Certains députés ont cru s’apercevoir à de vagues symptômes que, depuis quelque temps, la république était moins solidement assise, que sa situation était moins prospère, que la foi dans ses destinées était devenue plus chancelante. Ils s’en prennent aux intrigues des prétendans; quelque malheur qui nous arrive, nous aimons mieux nous en prendre aux autres qu’à nous-mêmes. Ces députés feraient bien de se demander s’ils n’ont pas contribué pour leur part à détacher beaucoup de gens du régime qui leur est cher. On les accuse d’avoir introduit dans le gouvernement parlementaire des pratiques fâcheuses, d’avoir froissé par une politique de secte et de passion des intérêts fort respectables, d’avoir compromis la fortune du pays par leur gaspillage, par une prodigalité de travaux publics destinés à amorcer l’électeur.

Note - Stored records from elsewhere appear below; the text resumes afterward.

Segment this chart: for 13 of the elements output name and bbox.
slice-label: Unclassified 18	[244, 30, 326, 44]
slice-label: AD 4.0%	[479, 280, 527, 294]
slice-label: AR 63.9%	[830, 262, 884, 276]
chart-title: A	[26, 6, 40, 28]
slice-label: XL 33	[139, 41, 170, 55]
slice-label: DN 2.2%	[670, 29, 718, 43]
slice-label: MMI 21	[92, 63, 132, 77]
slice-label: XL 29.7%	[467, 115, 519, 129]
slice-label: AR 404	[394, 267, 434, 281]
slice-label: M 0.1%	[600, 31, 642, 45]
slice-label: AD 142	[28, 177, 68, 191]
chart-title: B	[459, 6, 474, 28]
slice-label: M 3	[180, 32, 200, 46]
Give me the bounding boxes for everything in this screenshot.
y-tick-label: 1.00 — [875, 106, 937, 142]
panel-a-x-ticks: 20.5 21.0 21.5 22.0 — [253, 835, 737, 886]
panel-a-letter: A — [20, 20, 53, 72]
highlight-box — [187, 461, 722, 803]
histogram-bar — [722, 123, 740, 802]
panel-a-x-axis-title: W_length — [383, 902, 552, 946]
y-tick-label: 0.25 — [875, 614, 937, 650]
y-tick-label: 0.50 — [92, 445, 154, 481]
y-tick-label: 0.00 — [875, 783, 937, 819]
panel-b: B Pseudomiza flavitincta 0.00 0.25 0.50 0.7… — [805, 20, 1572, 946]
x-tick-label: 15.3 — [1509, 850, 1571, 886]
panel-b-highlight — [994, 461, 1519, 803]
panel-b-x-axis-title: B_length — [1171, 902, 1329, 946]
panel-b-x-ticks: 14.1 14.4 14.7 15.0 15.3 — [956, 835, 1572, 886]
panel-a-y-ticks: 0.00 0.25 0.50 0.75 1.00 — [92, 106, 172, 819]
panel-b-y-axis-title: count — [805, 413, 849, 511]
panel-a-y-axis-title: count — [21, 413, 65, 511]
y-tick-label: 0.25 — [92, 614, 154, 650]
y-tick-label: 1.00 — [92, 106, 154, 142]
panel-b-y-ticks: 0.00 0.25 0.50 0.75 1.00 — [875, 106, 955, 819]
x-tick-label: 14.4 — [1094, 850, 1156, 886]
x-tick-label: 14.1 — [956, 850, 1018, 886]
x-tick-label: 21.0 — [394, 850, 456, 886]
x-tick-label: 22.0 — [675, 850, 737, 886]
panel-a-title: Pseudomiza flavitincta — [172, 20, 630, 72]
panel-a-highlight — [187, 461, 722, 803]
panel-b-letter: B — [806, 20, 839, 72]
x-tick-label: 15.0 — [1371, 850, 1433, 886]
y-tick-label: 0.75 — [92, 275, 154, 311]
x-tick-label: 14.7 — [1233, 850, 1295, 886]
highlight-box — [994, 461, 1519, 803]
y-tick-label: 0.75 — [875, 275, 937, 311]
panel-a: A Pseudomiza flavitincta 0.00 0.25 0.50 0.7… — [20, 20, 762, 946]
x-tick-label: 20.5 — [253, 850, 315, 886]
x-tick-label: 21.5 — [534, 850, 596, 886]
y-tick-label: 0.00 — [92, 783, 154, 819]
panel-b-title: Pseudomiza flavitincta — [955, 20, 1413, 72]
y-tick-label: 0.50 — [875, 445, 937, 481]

On leur reproche de s’être permis beaucoup de choses qu’ils blâmaient, qu’ils censuraient autrefois; on se plaint qu’après avoir flétri de leurs anathèmes l’avidité des quêteurs de places, ils ont été infidèles aux vertus austères qu’ils prêchaient et trop indulgens pour les ardentes convoitises de leurs amis et de leurs cliens, parmi lesquels il y avait des cadets de grand appétit, impatiens de mettre couteaux sur table.

Les républicains peureux dont nous parlions assurent que les monarchistes sont en train de miner la république par leurs intrigues. Les monarchistes affirment qu’il n’y a qu’à laisser faire les républicains, qu’ils se détruiront par leurs maladresses et leurs fautes. A qui faut-il donner raison? C’est un problème souvent difficile à éclaircir que celui des effets et des causes. Nous lisions dernièrement un petit pamphlet médical fort bien fait et fort curieux, intitulé les Mémoires d’un microbe[1]. D’illustres savans, comme on sait, inclinent à attribuer toutes nos maladies à l’action sourde et clandestine des êtres microscopiques.

  1. Mémoires d’un microbe, par le docteur Wiart, professeur à l’école de médecine de Caen. Paris, Coccoz, 1882.